Аристофан тоже сидел очень тихо. С тех пор, как мы добрались до Катаны, мы почти не разговаривали, и в обществе друг друга чувствовали величайшее смущение, как будто каждый из нас знал о компаньоне ужасную тайну и не верил, что другой станет держать язык за зубами. Я и в самом деле мог рассказать о сыне Филиппа такое, что совершенно уничтожило бы его в афинском обществе, и был уверен, что он, со своей стороны, успел придумать кое-что обо мне; мы, однако, без слов пришли к соглашению, что вернувшись домой, постараемся держаться так далеко друг от друга, как только возможно.
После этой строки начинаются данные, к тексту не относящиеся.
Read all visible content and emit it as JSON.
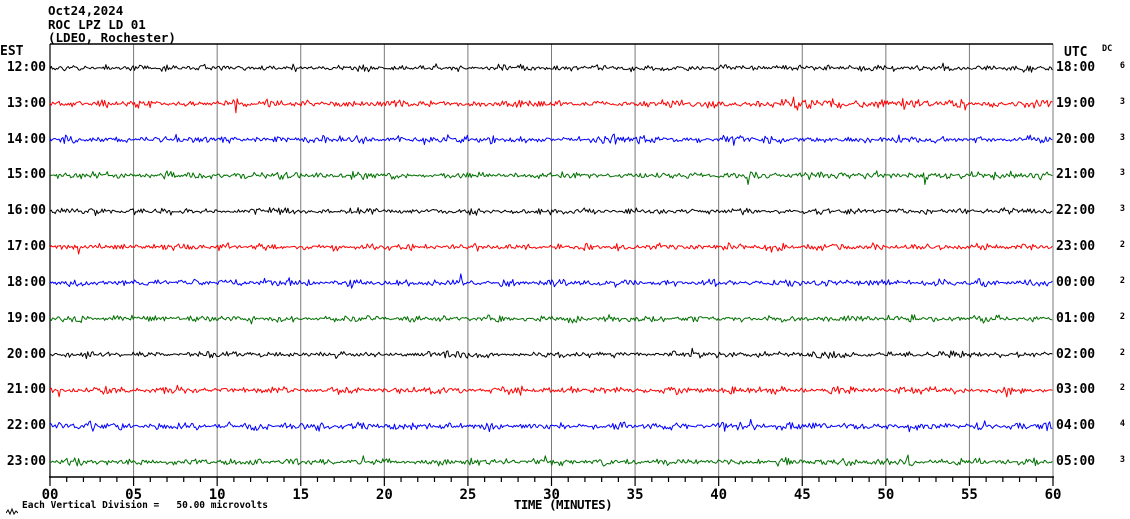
{
  "header": {
    "date": "Oct24,2024",
    "station": "ROC LPZ LD 01",
    "location": "(LDEO, Rochester)"
  },
  "left_axis": {
    "label": "EST"
  },
  "right_axis": {
    "label": "UTC",
    "dc_label": "DC"
  },
  "x_axis": {
    "label": "TIME (MINUTES)",
    "tick_labels": [
      "00",
      "05",
      "10",
      "15",
      "20",
      "25",
      "30",
      "35",
      "40",
      "45",
      "50",
      "55",
      "60"
    ],
    "minor_ticks_every_minutes": 1,
    "major_ticks_every_minutes": 5
  },
  "footer": {
    "scale_note": "Each Vertical Division =   50.00 microvolts"
  },
  "colors": {
    "trace_black": "#000000",
    "trace_red": "#ff0000",
    "trace_blue": "#0000ff",
    "trace_green": "#007000",
    "grid": "#7a7a7a",
    "frame": "#000000",
    "background": "#ffffff",
    "text": "#000000"
  },
  "chart_data": {
    "type": "line",
    "title": "ROC LPZ LD 01 helicorder, Oct24,2024 (LDEO, Rochester)",
    "xlabel": "TIME (MINUTES)",
    "x_range_minutes": [
      0,
      60
    ],
    "x_ticks_minutes": [
      0,
      5,
      10,
      15,
      20,
      25,
      30,
      35,
      40,
      45,
      50,
      55,
      60
    ],
    "grid": "vertical-only",
    "vertical_division_microvolts": 50.0,
    "description": "Twelve one-hour rows of continuous seismic background noise; no large events, minor amplitude bursts noted per row.",
    "rows": [
      {
        "est": "12:00",
        "utc": "18:00",
        "dc": "6",
        "color": "#000000",
        "noise_amp_uv": 4.6,
        "seed": 11,
        "bursts": []
      },
      {
        "est": "13:00",
        "utc": "19:00",
        "dc": "3",
        "color": "#ff0000",
        "noise_amp_uv": 5.2,
        "seed": 22,
        "bursts": [
          {
            "start": 44,
            "end": 52,
            "gain": 1.7
          }
        ]
      },
      {
        "est": "14:00",
        "utc": "20:00",
        "dc": "3",
        "color": "#0000ff",
        "noise_amp_uv": 5.2,
        "seed": 33,
        "bursts": []
      },
      {
        "est": "15:00",
        "utc": "21:00",
        "dc": "3",
        "color": "#007000",
        "noise_amp_uv": 4.8,
        "seed": 44,
        "bursts": [
          {
            "start": 54,
            "end": 57.5,
            "gain": 1.5
          }
        ]
      },
      {
        "est": "16:00",
        "utc": "22:00",
        "dc": "3",
        "color": "#000000",
        "noise_amp_uv": 4.4,
        "seed": 55,
        "bursts": []
      },
      {
        "est": "17:00",
        "utc": "23:00",
        "dc": "2",
        "color": "#ff0000",
        "noise_amp_uv": 4.8,
        "seed": 66,
        "bursts": []
      },
      {
        "est": "18:00",
        "utc": "00:00",
        "dc": "2",
        "color": "#0000ff",
        "noise_amp_uv": 4.6,
        "seed": 77,
        "bursts": []
      },
      {
        "est": "19:00",
        "utc": "01:00",
        "dc": "2",
        "color": "#007000",
        "noise_amp_uv": 4.6,
        "seed": 88,
        "bursts": []
      },
      {
        "est": "20:00",
        "utc": "02:00",
        "dc": "2",
        "color": "#000000",
        "noise_amp_uv": 4.4,
        "seed": 99,
        "bursts": [
          {
            "start": 23.5,
            "end": 25,
            "gain": 1.9
          }
        ]
      },
      {
        "est": "21:00",
        "utc": "03:00",
        "dc": "2",
        "color": "#ff0000",
        "noise_amp_uv": 4.8,
        "seed": 110,
        "bursts": []
      },
      {
        "est": "22:00",
        "utc": "04:00",
        "dc": "4",
        "color": "#0000ff",
        "noise_amp_uv": 5.2,
        "seed": 121,
        "bursts": [
          {
            "start": 1,
            "end": 4,
            "gain": 1.5
          }
        ]
      },
      {
        "est": "23:00",
        "utc": "05:00",
        "dc": "3",
        "color": "#007000",
        "noise_amp_uv": 5.0,
        "seed": 132,
        "bursts": []
      }
    ]
  }
}
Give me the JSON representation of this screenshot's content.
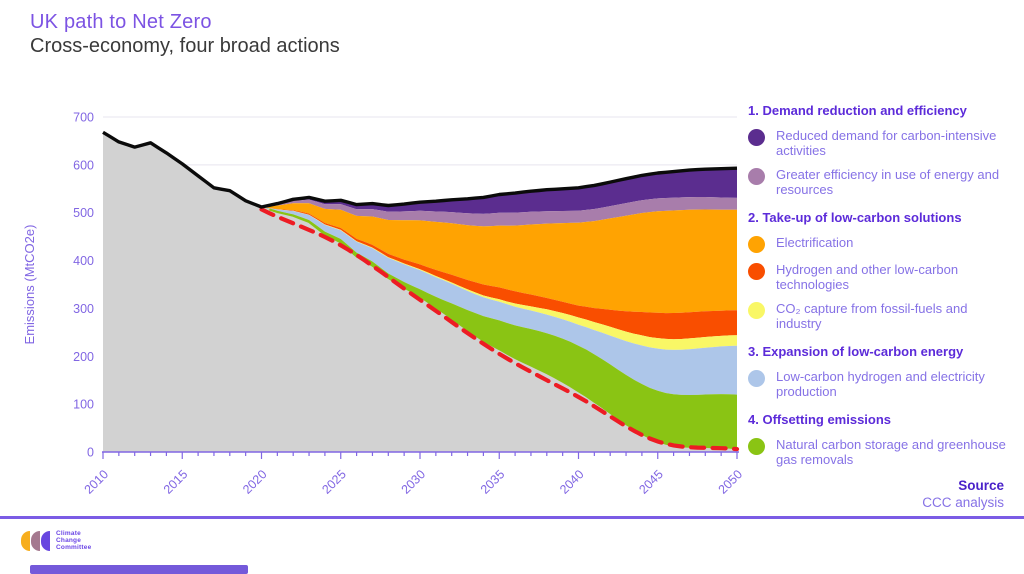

Но вас, конечно, все это не интересует; вы спрашиваете, как так вышло, что по дороге с Сицилии мы прошли мимо Суниона до того, как достигли Пирея. Ну что ж, немного поразмыслив, вы бы поняли, что наш капитан не собирался идти вдоль Арголиды дольше, чем это было абсолютно неизбежно, учитывая войну и сопутствующие ей обстоятельства, и потому от Метаны до Суниона мы шли по открытому морю. От Суниона он направил корабль к Пирею, намереваясь вернуться тем же путем. Результат этих сложных маневров, за вычетом испорченного у всех настроения, был таков, что мы добрались до Пирея за полчаса до рассвета.
Не знаю, чего именно я ожидал — то ли рассчитывал на торжественную встречу в присутствии полемарха и всех членов совета с гирляндами, медом и флейтистками, то ли на делегацию поскромнее во главе с одним из младших магистратов, то ли на нескольких друзей и родственников. В реальности на причале не было вообще никого — даже обычных зевак, которые болтаются по докам в ожидании возможности подрезать содержимое разбитой амфоры. Единственной живой душой оказалась собака, чей лай привлек сборщика пошлин, интересующегося только пошлинами; до нас ему не было никакого дела.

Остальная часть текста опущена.